Many people think that when we suffer from sickness and tummy upset, it is the result of germs picked up from outside the home.
In fact, most germs are actually picked up in the home and is a direct result of poor kitchen hygiene, with germs from raw foods (including meat, poultry, eggs, fish and seafood, raw fruit and vegetables) being transferred to kitchen surfaces or other foods whilst preparing meals, or food not being cooked properly.
Food and Kitchen Hygiene
By following a few simple household precautions, you can greatly reduce your family’s chances of food poisoning.
- Check your kitchen appliances and ensure that the fridge and freezer thermostats are working properly. Also, make sure that they are set on the correct temperature for food storage- your fridge should be set at 40 degrees Fahrenheit (or less) and setting the freezer at 0 degrees Fahrenheit is effective at stopping bacteria growth.
- Always put perishable food items in the fridge or freezer immediately after use and within two hours of cooking. Leftovers can then be safely eaten within a few days.
- Keep your countertops and appliances clean. Utilize anti-bacterial cleansing products- especially after handling of raw meat. Wash hands thoroughly with hot water and always dispose of used paper towels immediately after use. Sponges can be decontaminated by wetting and microwaving them for 30 seconds; towels and rags should be laundered in hot water.

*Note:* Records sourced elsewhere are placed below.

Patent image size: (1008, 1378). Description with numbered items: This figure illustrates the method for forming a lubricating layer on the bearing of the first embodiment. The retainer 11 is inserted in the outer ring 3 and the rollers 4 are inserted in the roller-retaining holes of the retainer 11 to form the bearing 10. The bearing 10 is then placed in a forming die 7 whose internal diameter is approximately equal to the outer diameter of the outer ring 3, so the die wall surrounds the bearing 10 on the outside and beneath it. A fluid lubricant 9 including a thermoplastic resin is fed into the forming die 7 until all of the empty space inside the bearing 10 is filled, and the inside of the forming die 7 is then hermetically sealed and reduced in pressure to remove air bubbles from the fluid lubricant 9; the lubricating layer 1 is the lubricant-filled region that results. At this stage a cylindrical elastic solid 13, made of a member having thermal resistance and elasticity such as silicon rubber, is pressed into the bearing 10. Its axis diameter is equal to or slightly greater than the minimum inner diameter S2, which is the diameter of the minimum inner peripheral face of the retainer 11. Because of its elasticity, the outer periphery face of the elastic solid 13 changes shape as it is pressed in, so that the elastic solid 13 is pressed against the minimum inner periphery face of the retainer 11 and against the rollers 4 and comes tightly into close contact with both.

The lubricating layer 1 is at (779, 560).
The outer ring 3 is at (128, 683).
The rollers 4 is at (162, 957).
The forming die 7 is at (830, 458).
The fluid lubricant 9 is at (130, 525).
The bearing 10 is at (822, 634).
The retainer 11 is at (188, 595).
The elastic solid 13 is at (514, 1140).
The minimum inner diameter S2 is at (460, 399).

- When cleaning, do not forget to sanitize the kitchen sink! Pouring diluted bleach down the sink and garbage disposal will help to kill any lingering bacteria.
- Kitchen cross-contamination is a serious food safety issue. Raw meat or fish should never come in contact with other foods. Choose your cutting board wisely: make sure that it does not have a porous surface and place in the dishwasher after use.
- When cooking for your family, utilize a meat thermometer. Veal, beef, pork, and most seafood should be cooked to at least 145 degrees Fahrenheit. Chicken and turkey breasts should be cooked to at least 180 degrees Fahrenheit, while ground chicken and ground turkey should be cooked to at least 165 degrees Fahrenheit.
- Salmonella bacteria are spread through egg shells, so cook eggs or any food containing egg product thoroughly. Only buy refrigerated eggs and always store eggs in the fridge. Both egg and yolk should be firm when cooking eggs whole; scrambled eggs should be cooked until you cannot see any liquid egg. Do not consume any raw baking batter or other foods containing egg until cooked thoroughly.
By safely handling food in your kitchen, you can significantly decrease your family’s risk of foodborne illness. Above all, remember to wash hands and utensils often, keep raw meats and prepared foods separately, cook foods thoroughly, and refrigerate foods promptly.
By following those simple steps, you can help keep your family safe from food bacteria.